Even after the first run, the application keeps calling some time-consuming routines from time to time (every 2 seconds more or less), which causes the steady 5% consumption to experience very short peaks of 20%-25%. I've noticed that if I let the application run for a while these peaks will also go down to a 7%-10%. (I'm not sure if it's due to the JIT recompiling these portions of code).
So, I have a serious problem with the JIT. While the application will behave nicely even in very slow machines, these 'compiling storms' are going to be a big problem. I'm trying to figure out how to resolve this issue and I've come up with an idea, which is to mark all the 'sensible' routines with an attribute that will tell the application to 'squeeze' them beforehand during start-up, so they'll be fully optimized when they're really needed.
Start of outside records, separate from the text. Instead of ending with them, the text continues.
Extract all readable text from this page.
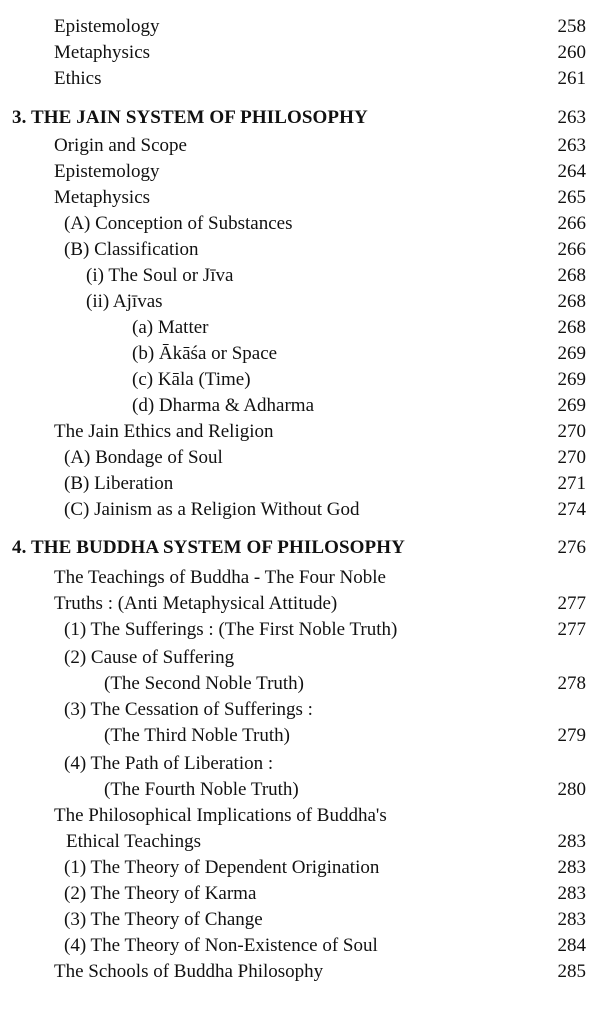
Epistemology	258
Metaphysics	260
Ethics	261
3. THE JAIN SYSTEM OF PHILOSOPHY	263
Origin and Scope	263
Epistemology	264
Metaphysics	265
(A) Conception of Substances	266
(B) Classification	266
(i) The Soul or Jīva	268
(ii) Ajīvas	268
(a) Matter	268
(b) Ākāśa or Space	269
(c) Kāla (Time)	269
(d) Dharma & Adharma	269
The Jain Ethics and Religion	270
(A) Bondage of Soul	270
(B) Liberation	271
(C) Jainism as a Religion Without God	274
4. THE BUDDHA SYSTEM OF PHILOSOPHY	276
The Teachings of Buddha - The Four Noble
Truths : (Anti Metaphysical Attitude)	277
(1) The Sufferings : (The First Noble Truth)	277
(2) Cause of Suffering
(The Second Noble Truth)	278
(3) The Cessation of Sufferings :
(The Third Noble Truth)	279
(4) The Path of Liberation :
(The Fourth Noble Truth)	280
The Philosophical Implications of Buddha's
Ethical Teachings	283
(1) The Theory of Dependent Origination	283
(2) The Theory of Karma	283
(3) The Theory of Change	283
(4) The Theory of Non-Existence of Soul	284
The Schools of Buddha Philosophy	285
But this is only an idea (and I don't like it too much either) and I wonder if there's a better solution to the whole problem.
I'd like to hear what you guys think.
(NGEN the application is not an option, I like and want all the JIT optimizations I can get.)
EDIT:
Memory consumption and garbage collection kicks are not an issue, I'm using object pools and the maximum peak of memory during playback is 304 Kb.
You can trigger the JIT compiler to compile your entire set of assemblies during your application's initialization routine using the PrepareMethod ... method (without having to use NGen).
This solution is described in more detail here: Forcing JIT Compilation During Runtime.
The initial speed indeed sounds like Fusion+JIT, which would be helped by ILMerge (for Fusion) and NGEN (for JIT); you could always play a silent track through the system at startup so that this does all the hard work without the user noticing any distortion?
NGEN is a good option; is there a reason you can't use it?
The issues you mention after the initial load do not sound like they are related to JIT. Perhaps garbage collection.
Have you tried profiling? Both CPU and memory (collections)?
As Marc mentioned, the ongoing spikes do not sound like JIT issues. Other things to look for:
Garbage collection - are you allocating memory during your audio processing? If you're creating a lot of garbage, or even objects which survive a Gen 0 collection, this might cause noticible spikes. It sounds like you are doing some kind of pre-allocation, but watch out for hidden allocations in library code (even a foreach loop can allocate!)
Denormals. There is an issue with certain types of processors when dealing with very small floating point numbers which can cause CPU spikes. See http://www.musicdsp.org/files/denormal.pdf for details.
Edit:
Even if you don't want to use NGen, at least compare an NGen'd version so you can see what difference JITing makes
If you believe you are being impacted by JIT, then precompile your app with NGEN and run the tests again. There is no JIT overhead in code that has been compiled by NGEN. If you still see spikes in the NGEN'd app, then you know they are not caused by JIT.